La siguiente gran apuesta es por el cauce a seguir para llegar a Dios. Hay muchos cauces —al menos tantos como religiones—, pero es que, además, podemos crear el nuestro propio. La búsqueda de Dios se puede comparar a la ascensión a una montaña que no conocemos. Podemos apostar por intentarlo por nuestra cuenta, con el riesgo evidente de perdernos por el camino y no llegar nunca a la cima, y podemos apostar por hacerlo con un guía que conozca el camino. En esta segunda opción es importante elegir bien al guía, pues no todos nos sirven para ver cumplidas nuestras expectativas.

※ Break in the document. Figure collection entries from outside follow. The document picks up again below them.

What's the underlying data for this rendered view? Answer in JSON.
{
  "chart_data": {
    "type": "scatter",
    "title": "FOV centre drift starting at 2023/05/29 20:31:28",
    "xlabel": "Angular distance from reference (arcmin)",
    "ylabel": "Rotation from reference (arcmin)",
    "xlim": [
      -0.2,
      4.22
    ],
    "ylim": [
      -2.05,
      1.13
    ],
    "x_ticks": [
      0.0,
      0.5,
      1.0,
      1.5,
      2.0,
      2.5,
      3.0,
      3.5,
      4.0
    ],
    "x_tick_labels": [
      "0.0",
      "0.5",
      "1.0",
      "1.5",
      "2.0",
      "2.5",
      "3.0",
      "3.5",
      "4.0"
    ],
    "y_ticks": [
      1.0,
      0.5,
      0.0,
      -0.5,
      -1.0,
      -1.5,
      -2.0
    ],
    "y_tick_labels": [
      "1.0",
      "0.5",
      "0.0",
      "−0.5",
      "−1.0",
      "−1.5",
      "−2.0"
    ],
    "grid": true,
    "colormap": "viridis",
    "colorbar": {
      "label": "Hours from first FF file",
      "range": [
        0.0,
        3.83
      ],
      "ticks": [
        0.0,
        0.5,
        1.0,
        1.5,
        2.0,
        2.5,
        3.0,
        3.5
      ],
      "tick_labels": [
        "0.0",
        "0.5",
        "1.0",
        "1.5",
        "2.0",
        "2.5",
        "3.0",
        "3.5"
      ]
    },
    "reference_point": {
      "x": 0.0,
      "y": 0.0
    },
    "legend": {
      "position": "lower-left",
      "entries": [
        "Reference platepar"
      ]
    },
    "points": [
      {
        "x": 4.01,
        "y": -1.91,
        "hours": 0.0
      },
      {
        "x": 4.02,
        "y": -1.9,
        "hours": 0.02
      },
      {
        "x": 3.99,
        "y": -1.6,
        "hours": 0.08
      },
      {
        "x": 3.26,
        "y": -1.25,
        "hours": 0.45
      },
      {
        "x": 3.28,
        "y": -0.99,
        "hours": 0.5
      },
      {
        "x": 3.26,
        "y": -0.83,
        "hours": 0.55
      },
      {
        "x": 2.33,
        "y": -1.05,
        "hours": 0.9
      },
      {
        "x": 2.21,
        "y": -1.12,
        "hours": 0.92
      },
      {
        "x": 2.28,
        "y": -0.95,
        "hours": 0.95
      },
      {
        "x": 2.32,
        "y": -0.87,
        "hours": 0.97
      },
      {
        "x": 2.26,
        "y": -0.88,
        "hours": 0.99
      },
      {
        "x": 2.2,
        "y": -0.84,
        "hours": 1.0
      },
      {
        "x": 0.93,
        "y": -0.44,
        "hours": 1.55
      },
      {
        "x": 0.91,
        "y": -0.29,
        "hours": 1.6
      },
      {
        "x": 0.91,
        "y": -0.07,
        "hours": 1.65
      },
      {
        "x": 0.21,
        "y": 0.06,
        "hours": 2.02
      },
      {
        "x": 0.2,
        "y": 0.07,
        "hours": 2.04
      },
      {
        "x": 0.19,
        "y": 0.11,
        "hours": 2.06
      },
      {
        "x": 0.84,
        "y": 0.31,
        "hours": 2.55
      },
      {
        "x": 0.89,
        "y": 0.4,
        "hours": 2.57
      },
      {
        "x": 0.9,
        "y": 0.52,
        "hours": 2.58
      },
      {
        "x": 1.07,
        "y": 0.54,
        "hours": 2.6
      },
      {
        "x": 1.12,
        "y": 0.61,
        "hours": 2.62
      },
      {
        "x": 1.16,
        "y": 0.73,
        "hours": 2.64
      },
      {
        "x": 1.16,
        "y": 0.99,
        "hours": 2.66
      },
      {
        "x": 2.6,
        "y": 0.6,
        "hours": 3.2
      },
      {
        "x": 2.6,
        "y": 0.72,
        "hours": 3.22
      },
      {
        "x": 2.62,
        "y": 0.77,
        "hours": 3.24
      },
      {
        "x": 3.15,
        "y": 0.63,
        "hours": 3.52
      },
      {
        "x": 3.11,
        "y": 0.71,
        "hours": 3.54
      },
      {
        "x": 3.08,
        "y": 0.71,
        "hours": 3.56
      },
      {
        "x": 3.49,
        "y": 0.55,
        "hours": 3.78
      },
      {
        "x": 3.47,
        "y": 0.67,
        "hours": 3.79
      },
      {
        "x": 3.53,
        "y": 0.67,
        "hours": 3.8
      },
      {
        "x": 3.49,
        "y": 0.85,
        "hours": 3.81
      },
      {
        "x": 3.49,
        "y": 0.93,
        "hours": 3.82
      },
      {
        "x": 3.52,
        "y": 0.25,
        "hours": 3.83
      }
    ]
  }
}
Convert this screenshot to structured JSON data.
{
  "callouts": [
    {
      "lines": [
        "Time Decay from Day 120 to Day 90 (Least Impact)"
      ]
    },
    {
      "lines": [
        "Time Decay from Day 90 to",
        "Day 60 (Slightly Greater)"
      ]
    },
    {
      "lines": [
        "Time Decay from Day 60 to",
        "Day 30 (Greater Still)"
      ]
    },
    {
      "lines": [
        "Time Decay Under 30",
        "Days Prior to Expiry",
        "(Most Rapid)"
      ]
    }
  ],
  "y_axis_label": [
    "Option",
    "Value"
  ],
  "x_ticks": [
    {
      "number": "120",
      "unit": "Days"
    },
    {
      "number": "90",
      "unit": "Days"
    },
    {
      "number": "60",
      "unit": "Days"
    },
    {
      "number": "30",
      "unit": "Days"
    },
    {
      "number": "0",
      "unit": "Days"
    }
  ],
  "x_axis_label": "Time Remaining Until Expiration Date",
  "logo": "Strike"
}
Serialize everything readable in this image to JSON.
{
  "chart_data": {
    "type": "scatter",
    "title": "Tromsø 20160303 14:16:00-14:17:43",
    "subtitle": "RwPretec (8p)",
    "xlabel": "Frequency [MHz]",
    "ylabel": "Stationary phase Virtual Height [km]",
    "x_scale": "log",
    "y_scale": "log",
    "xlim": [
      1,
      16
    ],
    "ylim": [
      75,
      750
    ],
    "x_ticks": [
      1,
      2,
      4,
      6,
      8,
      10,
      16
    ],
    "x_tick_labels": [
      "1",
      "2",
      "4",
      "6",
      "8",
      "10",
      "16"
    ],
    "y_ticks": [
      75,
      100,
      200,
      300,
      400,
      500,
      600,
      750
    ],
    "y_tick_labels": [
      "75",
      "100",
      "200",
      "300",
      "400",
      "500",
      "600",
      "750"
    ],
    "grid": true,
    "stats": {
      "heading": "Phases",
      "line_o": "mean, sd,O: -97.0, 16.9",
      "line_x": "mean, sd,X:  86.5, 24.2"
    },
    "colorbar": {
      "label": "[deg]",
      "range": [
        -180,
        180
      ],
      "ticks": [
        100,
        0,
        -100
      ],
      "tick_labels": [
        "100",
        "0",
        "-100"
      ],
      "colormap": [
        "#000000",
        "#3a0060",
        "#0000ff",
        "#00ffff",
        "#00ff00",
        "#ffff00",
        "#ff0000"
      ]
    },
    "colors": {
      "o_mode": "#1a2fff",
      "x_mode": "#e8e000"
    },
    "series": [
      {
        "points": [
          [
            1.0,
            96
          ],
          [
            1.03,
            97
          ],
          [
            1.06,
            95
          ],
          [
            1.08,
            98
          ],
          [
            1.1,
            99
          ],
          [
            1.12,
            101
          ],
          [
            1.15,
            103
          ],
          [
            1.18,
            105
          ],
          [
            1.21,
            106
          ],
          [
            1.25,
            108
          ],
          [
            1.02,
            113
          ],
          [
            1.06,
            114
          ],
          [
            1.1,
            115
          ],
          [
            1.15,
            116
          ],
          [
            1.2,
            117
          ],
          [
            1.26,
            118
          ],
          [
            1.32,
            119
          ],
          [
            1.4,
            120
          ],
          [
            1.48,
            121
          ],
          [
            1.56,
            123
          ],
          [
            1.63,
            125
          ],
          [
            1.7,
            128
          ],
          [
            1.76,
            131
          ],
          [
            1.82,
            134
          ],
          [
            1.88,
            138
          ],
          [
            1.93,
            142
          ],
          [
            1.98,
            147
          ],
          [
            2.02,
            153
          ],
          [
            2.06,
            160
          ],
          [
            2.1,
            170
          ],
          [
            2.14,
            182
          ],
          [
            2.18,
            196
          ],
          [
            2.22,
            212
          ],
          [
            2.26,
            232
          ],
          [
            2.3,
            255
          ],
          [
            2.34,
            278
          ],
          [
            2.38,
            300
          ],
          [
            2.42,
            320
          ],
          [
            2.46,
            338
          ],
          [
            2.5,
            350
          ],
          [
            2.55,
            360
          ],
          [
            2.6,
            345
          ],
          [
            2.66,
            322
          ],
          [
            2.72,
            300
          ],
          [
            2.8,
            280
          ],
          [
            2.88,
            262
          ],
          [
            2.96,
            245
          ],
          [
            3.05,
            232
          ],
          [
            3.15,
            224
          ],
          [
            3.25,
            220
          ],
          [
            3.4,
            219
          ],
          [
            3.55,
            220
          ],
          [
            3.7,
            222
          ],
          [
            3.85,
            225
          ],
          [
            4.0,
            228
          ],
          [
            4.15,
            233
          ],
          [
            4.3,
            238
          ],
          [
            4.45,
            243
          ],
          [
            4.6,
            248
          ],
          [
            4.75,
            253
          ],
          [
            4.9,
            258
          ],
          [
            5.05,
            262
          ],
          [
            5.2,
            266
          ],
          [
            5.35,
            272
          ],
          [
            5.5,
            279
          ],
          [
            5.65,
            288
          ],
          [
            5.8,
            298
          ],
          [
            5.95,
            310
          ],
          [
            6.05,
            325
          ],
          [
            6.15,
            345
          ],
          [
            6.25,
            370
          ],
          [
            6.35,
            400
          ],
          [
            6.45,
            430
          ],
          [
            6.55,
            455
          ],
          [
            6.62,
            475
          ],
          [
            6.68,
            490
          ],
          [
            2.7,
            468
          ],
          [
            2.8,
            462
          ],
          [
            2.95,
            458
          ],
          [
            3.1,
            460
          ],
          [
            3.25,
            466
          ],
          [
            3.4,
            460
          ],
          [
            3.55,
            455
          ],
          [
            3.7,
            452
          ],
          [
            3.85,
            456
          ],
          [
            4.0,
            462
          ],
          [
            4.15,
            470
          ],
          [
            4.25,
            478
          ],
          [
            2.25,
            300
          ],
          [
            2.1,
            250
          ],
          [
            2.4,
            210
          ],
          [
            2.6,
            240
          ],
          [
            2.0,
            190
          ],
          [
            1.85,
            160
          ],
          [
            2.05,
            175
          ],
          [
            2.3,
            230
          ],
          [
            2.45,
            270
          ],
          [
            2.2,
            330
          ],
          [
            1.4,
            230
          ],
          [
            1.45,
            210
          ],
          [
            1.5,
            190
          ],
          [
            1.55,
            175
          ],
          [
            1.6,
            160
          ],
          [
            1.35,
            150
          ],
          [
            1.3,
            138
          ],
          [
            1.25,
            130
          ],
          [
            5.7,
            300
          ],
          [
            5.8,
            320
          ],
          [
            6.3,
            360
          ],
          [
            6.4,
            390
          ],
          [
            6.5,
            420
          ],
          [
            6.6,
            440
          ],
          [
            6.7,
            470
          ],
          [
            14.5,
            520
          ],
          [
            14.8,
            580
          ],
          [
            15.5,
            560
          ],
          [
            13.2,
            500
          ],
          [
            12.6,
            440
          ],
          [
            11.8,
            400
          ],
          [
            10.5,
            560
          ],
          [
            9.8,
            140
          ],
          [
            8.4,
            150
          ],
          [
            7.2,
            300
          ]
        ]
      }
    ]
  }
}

En principio, es cristiano quien apuesta por Jesús; quien pone su fe en Jesús para que le guíe hasta la cima. Ruiz de Galarreta decía que el itinerario hacia la fe en Jesús presenta varios niveles: «Conocerle y admirarle es el punto de partida; aceptar sus valores y su modo de vivir es ya una opción de vida; reconocer en él la imagen misma de Dios y el modelo de lo humano, es la fe cristiana explícita».
Pero el conocimiento de Jesús ha sido siempre una ardua tarea para quien lo busca de veras. Si miramos a los ambientes tradicionales de la Iglesia, vemos que tanto la personalidad de Jesús como su propuesta de vida, quedan en buena medida veladas por la carga dogmática y ritual de la religión oficial; pero si volvemos la vista a lo que se podrían llamar ambientes ilustrados, la cosa no resulta menos peliaguda. Estos movimientos ilustrados se presentan siempre como vanguardia, invitan a rechazar todo lo anterior y venden el resultado como “progreso”. En este caso, el resultado es la relativización de la figura de Jesús y de su valor como cauce hacia Dios. A veces lo presentan tan revestido de ropajes ajenos, que resulta imposible identificarle.
Y todo esto ocurre cuando la exégesis independiente nos muestra con más rigor que nunca la fe de las primeras comunidades, y por ende, a Jesús (pues en ellas había Testigos para desmentir lo que no se ajustase a la realidad). Quizá la mejor forma de entender el “progreso” sea como profundización en el conocimiento de Jesús para así reforzar la apuesta por él; en la aceptación del Jesús del evangelio sin ropajes, añadidos ni mutilaciones; es decir, de ese Jesús imagen viva de Abbá, ungido por Dios con Espíritu y con poder, que pasó por el mundo haciendo el bien y curando a los oprimidos por el mal… porque Dios estaba con él.